Monday, February 3rd, 2014

Co-Defendant Sentencing Disparity Did Not Render Sentence Unreasonable

United States v. Chervin, No. 13-631-cr (2d Cir. Jan. 30, 2014) (Kearse, Pooler, and Raggi) (summary order), available here

This summary is provided by noted criminal defense attorney Francisco Celedonio, Esq., who is also a member of the Board of Directors of Federal Defenders of New York, Inc.:
Appellant Chervin challenged his 57-month sentence, which was imposed after trial (for
conspiracy to commit mail fraud and conspiracy to commit health care fraud). He asserted that the sentence was unreasonable because it was disproportionate to
the sentences imposed on others involved in the same scheme. Finding that
Chervin had failed to demonstrate that he was similarly situated to his co-defendants
(for example, Chervin was the only defendant to go to trial, he never accepted responsibility, and his co-defendants were convicted of
different crimes), the Circuit refused to find any procedural or substantive
error in the sentence imposed. Notably, the Court reiterated the rule stated
in United States v.
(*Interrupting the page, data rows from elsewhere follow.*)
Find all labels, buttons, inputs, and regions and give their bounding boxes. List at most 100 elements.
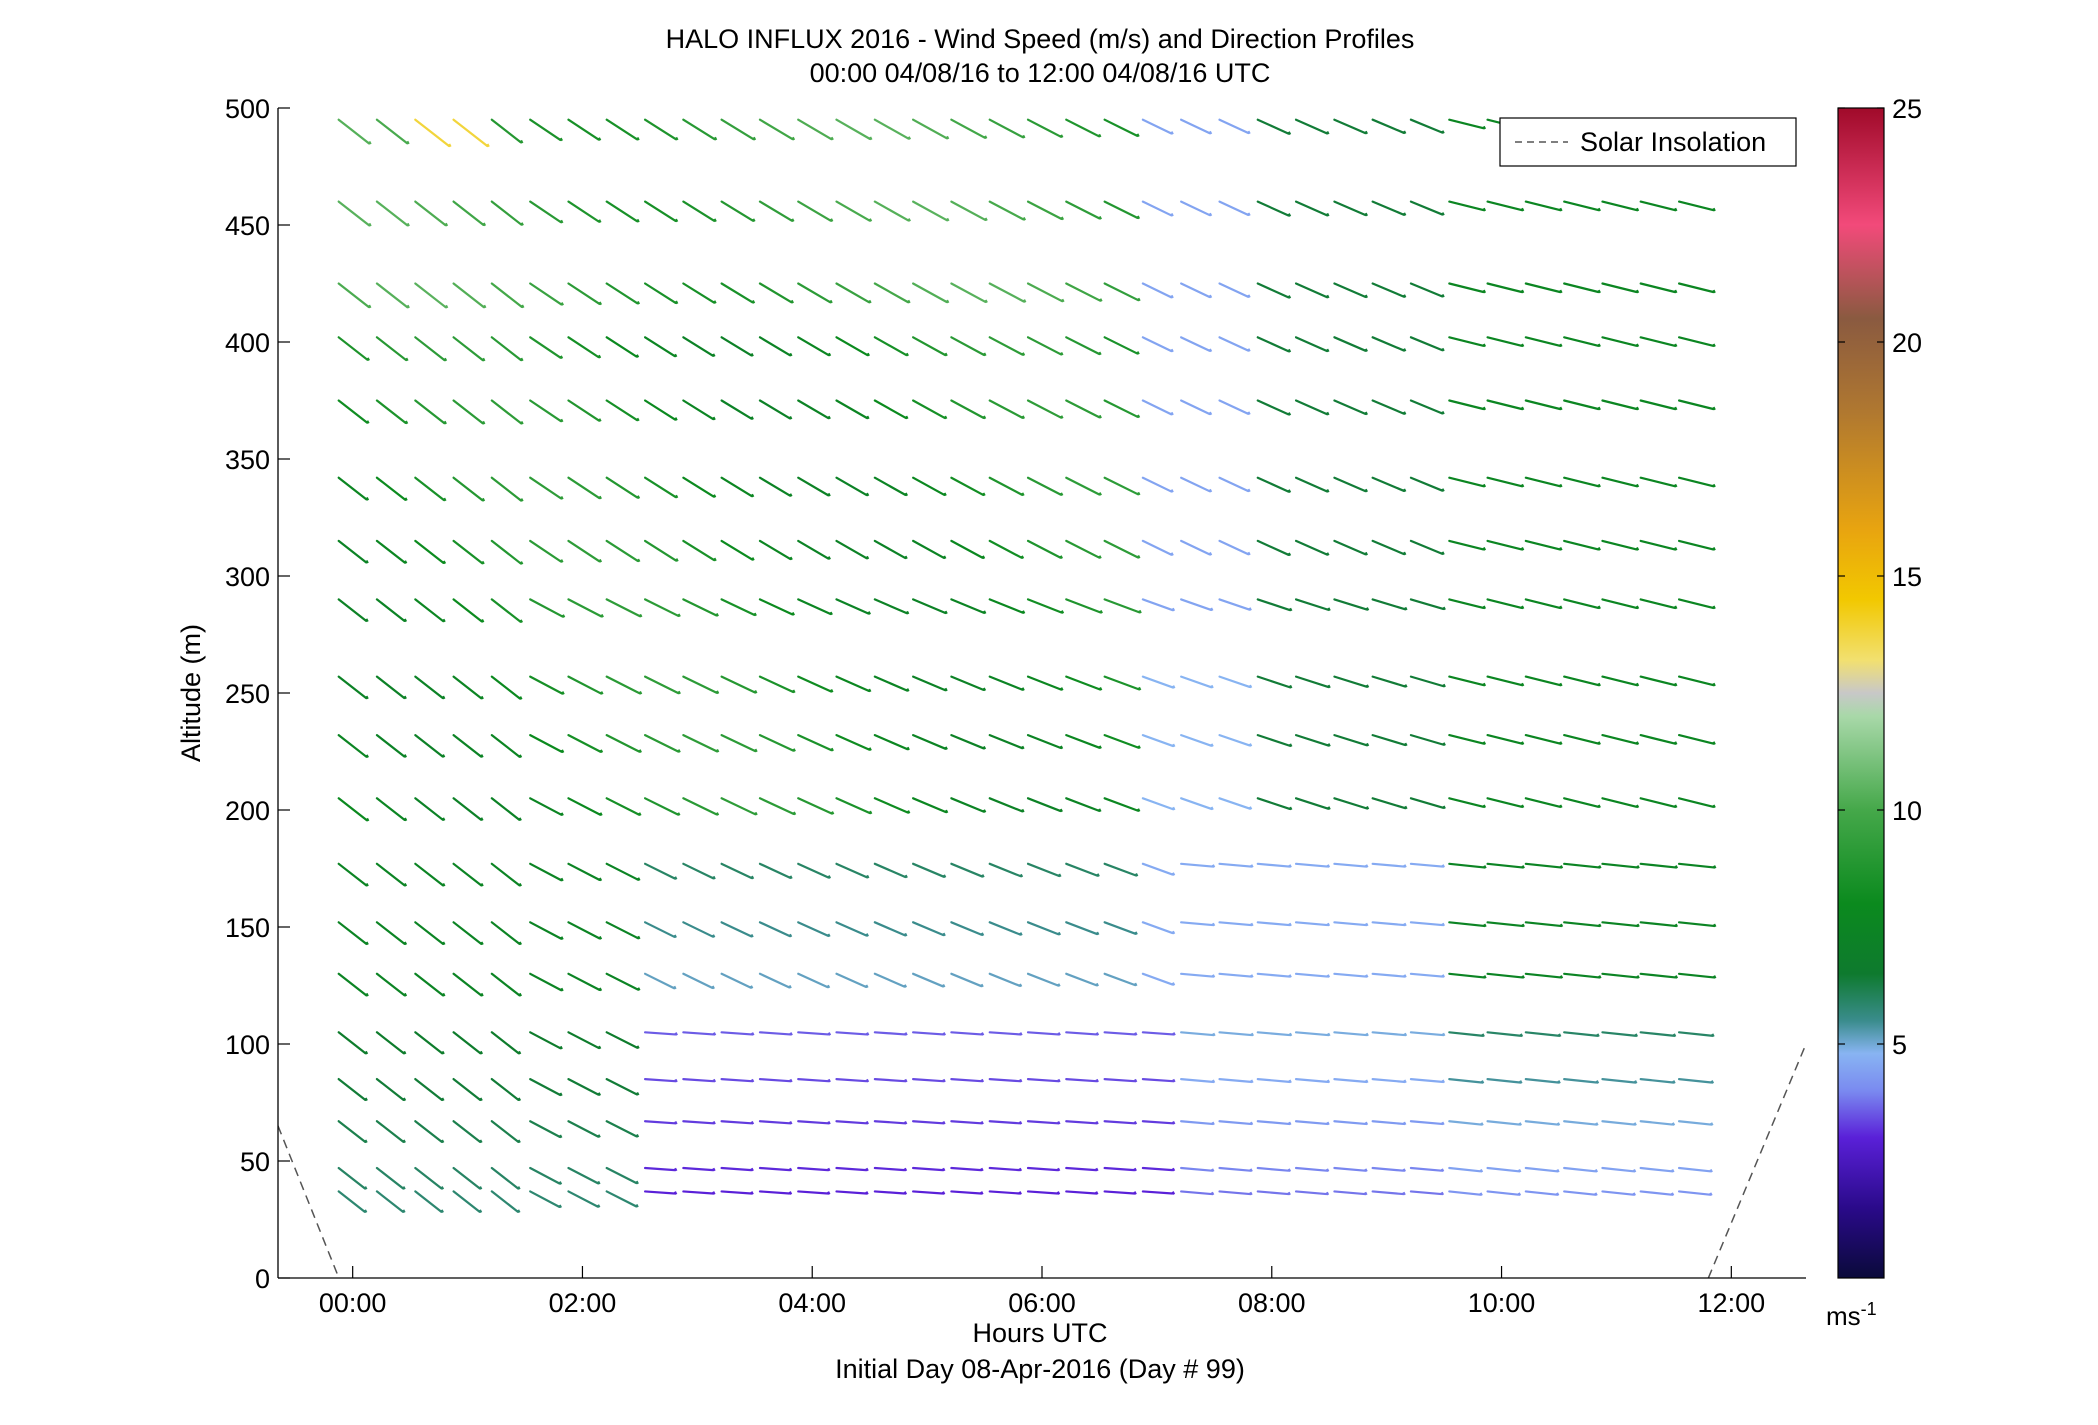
wind-barb-tip: [905, 610, 910, 615]
wind-barb-tip: [1520, 804, 1525, 809]
wind-barb-tip: [1172, 806, 1176, 811]
solar-insolation-left: [278, 1125, 340, 1278]
wind-barb-tip: [830, 689, 834, 693]
wind-barb: [375, 1120, 405, 1143]
wind-barb-tip: [1018, 1191, 1022, 1195]
wind-barb: [375, 539, 406, 564]
wind-barb: [414, 797, 444, 821]
wind-barb-tip: [480, 992, 484, 997]
wind-barb-tip: [441, 1097, 445, 1102]
wind-barb: [1026, 282, 1063, 303]
wind-barb-tip: [1019, 1078, 1023, 1083]
wind-barb: [452, 1166, 481, 1190]
wind-barb: [1333, 734, 1368, 747]
wind-barb: [1677, 476, 1715, 488]
wind-barb-tip: [597, 354, 602, 359]
wind-barb: [720, 598, 756, 617]
wind-barb: [529, 118, 562, 142]
wind-barb: [605, 1190, 638, 1208]
wind-barb: [835, 336, 869, 357]
wind-barb-tip: [1364, 1191, 1368, 1196]
wind-barb: [1180, 1031, 1215, 1037]
wind-barb: [1065, 200, 1101, 220]
wind-barb-tip: [481, 497, 486, 502]
x-tick-label: 12:00: [1698, 1288, 1766, 1318]
wind-barb: [1639, 972, 1677, 979]
wind-barb-tip: [1481, 1033, 1485, 1038]
wind-barb-tip: [750, 493, 755, 498]
wind-barb-tip: [1636, 975, 1640, 979]
wind-barb-tip: [560, 418, 564, 423]
wind-barb-tip: [1674, 682, 1678, 687]
wind-barb-tip: [907, 136, 912, 140]
wind-barb: [835, 734, 871, 751]
wind-barb: [337, 1120, 367, 1143]
wind-barb-tip: [789, 875, 793, 880]
wind-barb-tip: [1095, 982, 1099, 987]
wind-barb-tip: [366, 357, 370, 362]
wind-barb-tip: [942, 932, 946, 937]
wind-barb: [1333, 539, 1367, 556]
wind-barb-tip: [1559, 289, 1563, 294]
wind-barb-tip: [1248, 607, 1252, 611]
wind-barb: [1065, 1120, 1098, 1125]
wind-barb-tip: [1442, 683, 1446, 688]
wind-barb-tip: [1402, 1191, 1406, 1196]
wind-barb: [950, 598, 985, 614]
wind-barb: [375, 675, 406, 700]
wind-barb-tip: [866, 1032, 870, 1036]
wind-barb-tip: [942, 1078, 946, 1083]
wind-barb: [643, 797, 679, 816]
wind-barb-tip: [560, 749, 565, 754]
wind-barb: [1180, 734, 1213, 747]
wind-barb: [1448, 797, 1485, 808]
wind-barb: [950, 200, 987, 221]
wind-barb-tip: [636, 1045, 640, 1050]
wind-barb: [375, 862, 406, 887]
wind-barb-tip: [1099, 687, 1103, 691]
wind-barb-tip: [867, 611, 871, 615]
wind-barb-tip: [519, 696, 523, 700]
wind-barb-tip: [865, 933, 869, 937]
wind-barb-tip: [1712, 804, 1716, 809]
wind-barb-tip: [403, 1050, 407, 1055]
wind-barb: [414, 200, 447, 227]
wind-barb-tip: [1060, 134, 1064, 139]
wind-barb-tip: [597, 1092, 602, 1096]
wind-barb-tip: [1287, 1168, 1292, 1173]
wind-barb-tip: [1482, 207, 1487, 212]
wind-barb-tip: [1137, 491, 1141, 496]
wind-barb: [643, 1120, 677, 1125]
wind-barb-tip: [442, 695, 446, 700]
wind-barb-tip: [982, 415, 987, 420]
wind-barb: [1026, 1166, 1059, 1172]
colorbar-ticks: 5 10 15 20 25: [1838, 94, 1922, 1060]
wind-barb-tip: [1249, 1121, 1254, 1126]
wind-barb-tip: [636, 495, 641, 499]
wind-barb-tip: [865, 1120, 869, 1125]
wind-barb-tip: [827, 1032, 832, 1036]
wind-barb-tip: [1287, 1191, 1291, 1196]
wind-barb-tip: [1249, 1191, 1253, 1196]
wind-barb-tip: [1057, 983, 1061, 987]
wind-barb-tip: [788, 1167, 793, 1172]
wind-barb: [490, 476, 523, 502]
wind-barb-tip: [1713, 975, 1717, 979]
wind-barb-tip: [1099, 610, 1103, 614]
wind-barb: [873, 539, 907, 560]
wind-barb-tip: [1210, 607, 1214, 612]
wind-barb-tip: [1247, 130, 1251, 135]
wind-barb: [1103, 797, 1139, 812]
wind-barb-tip: [365, 941, 369, 946]
wind-barb-tip: [1021, 610, 1026, 614]
wind-barb: [720, 675, 756, 694]
wind-barb: [873, 336, 908, 357]
wind-barb-tip: [827, 1191, 831, 1195]
wind-barb-tip: [1171, 607, 1176, 612]
wind-barb: [452, 797, 482, 821]
wind-barb: [375, 921, 406, 945]
wind-barb-tip: [1556, 1168, 1560, 1173]
wind-barb: [912, 1190, 944, 1195]
wind-barb-tip: [598, 301, 602, 306]
wind-barb-tip: [1288, 864, 1292, 868]
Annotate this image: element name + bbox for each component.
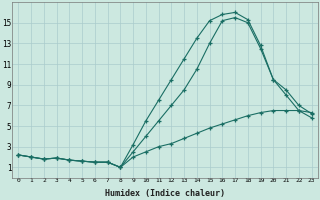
X-axis label: Humidex (Indice chaleur): Humidex (Indice chaleur): [105, 189, 225, 198]
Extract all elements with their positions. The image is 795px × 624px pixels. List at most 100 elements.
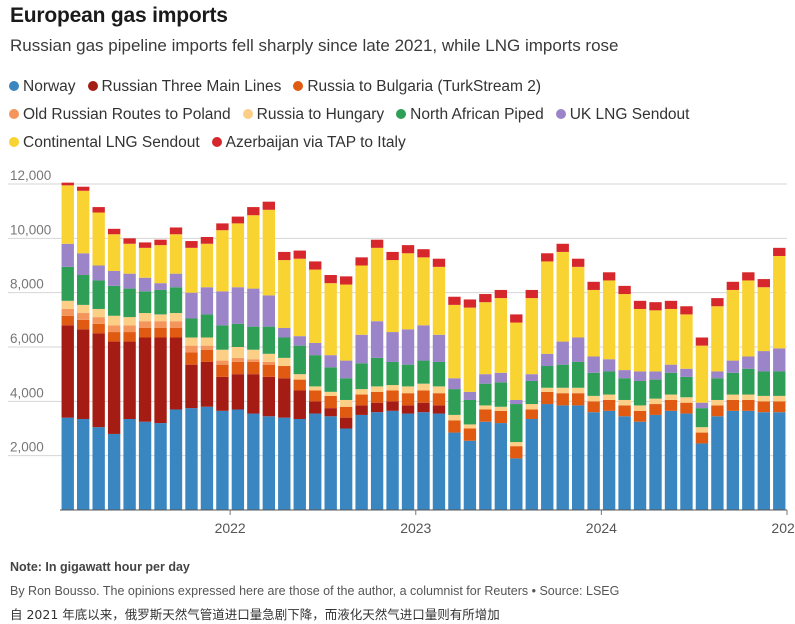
- bar-segment: [510, 314, 523, 323]
- bar-segment: [61, 315, 74, 326]
- bar-segment: [154, 283, 167, 290]
- bar-segment: [370, 239, 384, 248]
- bar-segment: [695, 337, 709, 346]
- y-tick-label: 4,000: [10, 385, 44, 400]
- bar-segment: [742, 280, 755, 357]
- bar-segment: [711, 371, 724, 379]
- bar-segment: [680, 413, 693, 510]
- bar-segment: [107, 341, 121, 434]
- bar-segment: [107, 270, 121, 286]
- bar-segment: [401, 253, 415, 330]
- bar-segment: [773, 412, 786, 510]
- bar-segment: [757, 279, 770, 288]
- bar-segment: [773, 395, 786, 402]
- legend-item: Continental LNG Sendout: [9, 129, 200, 157]
- bar-segment: [571, 266, 585, 338]
- bar-segment: [726, 399, 740, 411]
- bar-segment: [200, 314, 214, 338]
- bar-segment: [417, 360, 430, 384]
- bar-segment: [61, 185, 74, 244]
- bar-segment: [231, 287, 245, 324]
- bar-segment: [618, 405, 631, 417]
- bar-segment: [448, 304, 461, 379]
- bar-segment: [432, 413, 446, 510]
- bar-segment: [463, 399, 477, 425]
- bar-segment: [633, 380, 647, 406]
- bar-segment: [370, 386, 384, 392]
- bar-segment: [525, 418, 538, 510]
- bar-segment: [370, 247, 384, 322]
- bar-segment: [494, 423, 508, 510]
- bar-segment: [154, 423, 167, 510]
- bar-segment: [77, 304, 90, 314]
- bar-segment: [77, 275, 90, 305]
- bar-segment: [247, 207, 260, 216]
- bar-segment: [278, 417, 291, 510]
- bar-segment: [123, 332, 136, 342]
- bar-segment: [138, 313, 152, 322]
- legend-item: Russia to Bulgaria (TurkStream 2): [293, 73, 541, 101]
- chart-title: European gas imports: [10, 4, 228, 27]
- legend-swatch: [9, 81, 19, 91]
- bar-segment: [587, 401, 600, 413]
- bar-segment: [556, 341, 569, 365]
- bar-segment: [432, 258, 446, 267]
- bar-segment: [185, 247, 198, 293]
- bar-segment: [231, 357, 245, 362]
- bar-segment: [587, 356, 600, 373]
- bar-segment: [525, 380, 538, 405]
- bar-segment: [479, 374, 492, 384]
- bar-segment: [525, 298, 538, 375]
- bar-segment: [680, 397, 693, 403]
- bar-segment: [370, 412, 384, 510]
- bar-segment: [324, 395, 337, 409]
- bar-segment: [432, 334, 446, 362]
- bar-segment: [726, 410, 740, 510]
- bar-segment: [92, 323, 105, 334]
- y-tick-label: 12,000: [10, 170, 51, 183]
- bar-segment: [695, 345, 709, 403]
- bar-segment: [494, 298, 508, 373]
- bar-segment: [664, 410, 678, 510]
- bar-segment: [386, 251, 399, 261]
- bar-segment: [541, 353, 554, 367]
- bar-segment: [417, 412, 430, 510]
- bar-segment: [154, 321, 167, 328]
- bar-segment: [262, 364, 275, 377]
- bar-segment: [773, 371, 786, 396]
- bar-segment: [278, 366, 291, 379]
- bar-segment: [401, 386, 415, 394]
- bar-segment: [355, 363, 368, 390]
- bar-segment: [711, 298, 724, 307]
- bar-segment: [664, 300, 678, 309]
- legend-label: Norway: [23, 78, 76, 95]
- bar-segment: [154, 289, 167, 315]
- legend-swatch: [9, 109, 19, 119]
- bar-segment: [107, 433, 121, 510]
- bar-segment: [680, 314, 693, 369]
- bar-segment: [77, 186, 90, 191]
- bar-segment: [417, 257, 430, 326]
- bar-segment: [726, 289, 740, 361]
- bar-segment: [633, 410, 647, 422]
- bar-segment: [216, 291, 229, 326]
- bar-segment: [602, 399, 616, 411]
- bar-segment: [726, 281, 740, 290]
- bar-segment: [448, 432, 461, 510]
- bar-segment: [169, 227, 183, 235]
- bar-segment: [417, 249, 430, 258]
- bar-segment: [216, 410, 229, 510]
- bar-segment: [278, 357, 291, 367]
- bar-segment: [339, 399, 353, 407]
- bar-segment: [61, 266, 74, 301]
- bar-segment: [432, 361, 446, 387]
- bar-segment: [324, 275, 337, 284]
- bar-segment: [247, 359, 260, 362]
- bar-segment: [664, 394, 678, 400]
- bar-segment: [618, 285, 631, 295]
- bar-segment: [757, 401, 770, 413]
- bar-segment: [293, 336, 306, 346]
- legend-label: Old Russian Routes to Poland: [23, 106, 231, 123]
- bar-segment: [92, 212, 105, 266]
- bar-segment: [247, 361, 260, 375]
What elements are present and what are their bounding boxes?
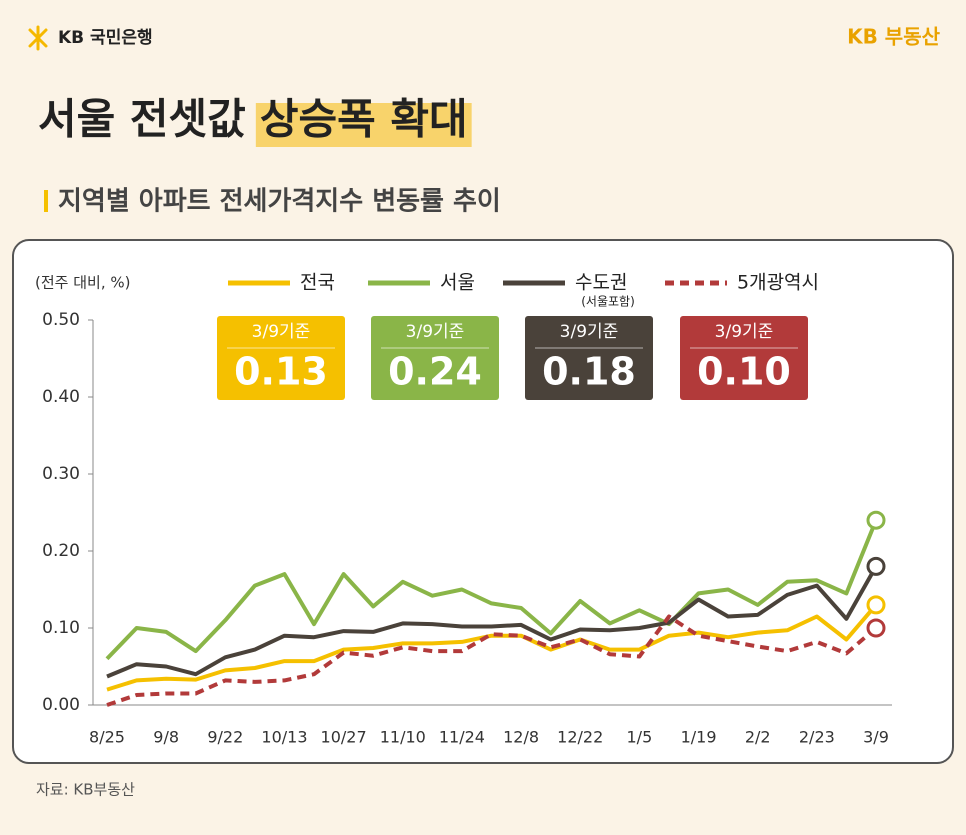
badge: 3/9기준 0.10 — [680, 316, 808, 400]
badge-value: 0.10 — [697, 350, 791, 394]
y-tick-label: 0.10 — [42, 618, 80, 638]
legend-label: 서울 — [440, 272, 475, 294]
y-tick-label: 0.20 — [42, 541, 80, 561]
title-highlight: 상승폭 확대 — [260, 95, 468, 144]
x-tick-label: 9/8 — [153, 728, 179, 747]
y-tick-label: 0.00 — [42, 695, 80, 715]
legend-label: 5개광역시 — [737, 272, 819, 294]
brand-logo: KB 부동산 — [847, 25, 941, 49]
x-tick-label: 11/24 — [439, 728, 485, 747]
end-marker — [866, 510, 886, 530]
series-line — [106, 603, 878, 692]
x-tick-label: 12/22 — [557, 728, 603, 747]
x-tick-label: 1/5 — [627, 728, 653, 747]
legend-label: 전국 — [300, 272, 335, 294]
y-tick-label: 0.30 — [42, 464, 80, 484]
end-marker — [866, 556, 886, 576]
series-line — [106, 565, 878, 679]
badge-value: 0.18 — [542, 350, 636, 394]
badge-bg — [217, 316, 345, 400]
badge: 3/9기준 0.13 — [217, 316, 345, 400]
x-tick-label: 11/10 — [380, 728, 426, 747]
y-axis-label: (전주 대비, %) — [35, 274, 130, 292]
series-line — [106, 614, 878, 707]
x-tick-label: 10/27 — [321, 728, 367, 747]
badge-bg — [525, 316, 653, 400]
badge-bg — [680, 316, 808, 400]
x-tick-label: 3/9 — [863, 728, 889, 747]
badge-value: 0.24 — [388, 350, 482, 394]
x-tick-label: 2/23 — [799, 728, 835, 747]
x-tick-label: 9/22 — [207, 728, 243, 747]
subtitle-bar — [44, 190, 48, 212]
chart: 0.00 0.10 0.20 0.30 0.40 0.50 8/25 9/8 9/22 10/13… — [42, 272, 892, 747]
badge-label: 3/9기준 — [252, 322, 311, 342]
end-marker — [866, 595, 886, 615]
badge-value: 0.13 — [234, 350, 328, 394]
badge-label: 3/9기준 — [406, 322, 465, 342]
end-marker — [866, 618, 886, 638]
legend-label: 수도권 — [575, 272, 627, 294]
legend-note: (서울포함) — [581, 295, 635, 309]
badge-bg — [371, 316, 499, 400]
badge-label: 3/9기준 — [715, 322, 774, 342]
x-tick-label: 8/25 — [89, 728, 125, 747]
badge: 3/9기준 0.18 — [525, 316, 653, 400]
x-tick-label: 10/13 — [261, 728, 307, 747]
title: 서울 전셋값 — [38, 95, 246, 144]
source: 자료: KB부동산 — [36, 781, 135, 799]
badge-label: 3/9기준 — [560, 322, 619, 342]
subtitle: 지역별 아파트 전세가격지수 변동률 추이 — [58, 187, 501, 217]
x-tick-label: 2/2 — [745, 728, 771, 747]
y-tick-label: 0.40 — [42, 387, 80, 407]
y-tick-label: 0.50 — [42, 310, 80, 330]
bank-logo: KB 국민은행 — [58, 28, 153, 48]
bank-logo-icon — [28, 25, 48, 51]
title-highlight-bg — [255, 103, 472, 147]
x-tick-label: 1/19 — [681, 728, 717, 747]
x-tick-label: 12/8 — [503, 728, 539, 747]
badge: 3/9기준 0.24 — [371, 316, 499, 400]
series-line — [105, 519, 878, 661]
Frias, 521 F.3d 229 (2d Cir. 2008), that although
18 U.S.C. § 3553(a)(6) requires a district court to consider national sentencing
disparities, it “does not require a district court to consider disparities
between co-defendants.” Finally, noting that Chervin was sentenced at the low
end of the advisory Guidelines, the Circuit could find nothing to suggest that the
sentence was shockingly high or otherwise improper.